Di suatu sore, Lexa pergi ke sebuah
bukit. Tepat pukul 17.55 WIB, sang surya kembali ke tempat peristirahatannya,
ia memandang mentari dengan sangat lekat. Lexa kembali memutar semua kejadian
yang dulu sempat menghantui dirinya. Pertengkaran orang tuanya, meninggalnya
sang kakek, hingga pikiran untuk mengakhiri hidup, sampai pada ketersiksaan
batin atas orang tuanya. Lexa mengulas senyum, ia kembali teringat kepada malam
itu. Malam yang harusnya menjadi malam terakhir baginya di Dunia. Kini, Lexa
mengerti makna dari kata-kata tersebut.

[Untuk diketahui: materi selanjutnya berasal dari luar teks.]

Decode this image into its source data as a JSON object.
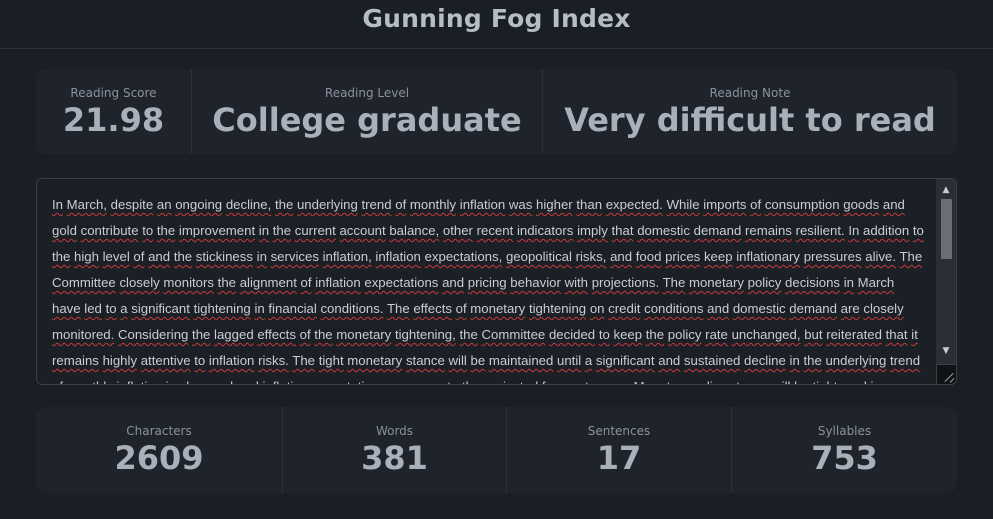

Lexa bangga pada pencapaiannya saat
ini, Lexa dapat mengubah hidupnya yang kelam kini menjadi ruang bewarna.
Setidaknya, Lexa telah menyelamatkan hidupnya pada malam itu. Lexa menjadi
pribadi yang positif, dan ia sangat bersyukur akan hal tersebut. Kepahitan yang
hampir menjerumuskannya pada bunuh diri, narkoba, dan hal negatif lainnya, kini semuanya sirna dengan ruang yang
kini sangat amat nyaman ditempati oleh seorang yang berhasil menjadi pahlawan
bagi dirinya, Joy Alexandra.
“Sesuatu yang
buruk, mungkin itu adalah yang terbaik menurut-Nya.”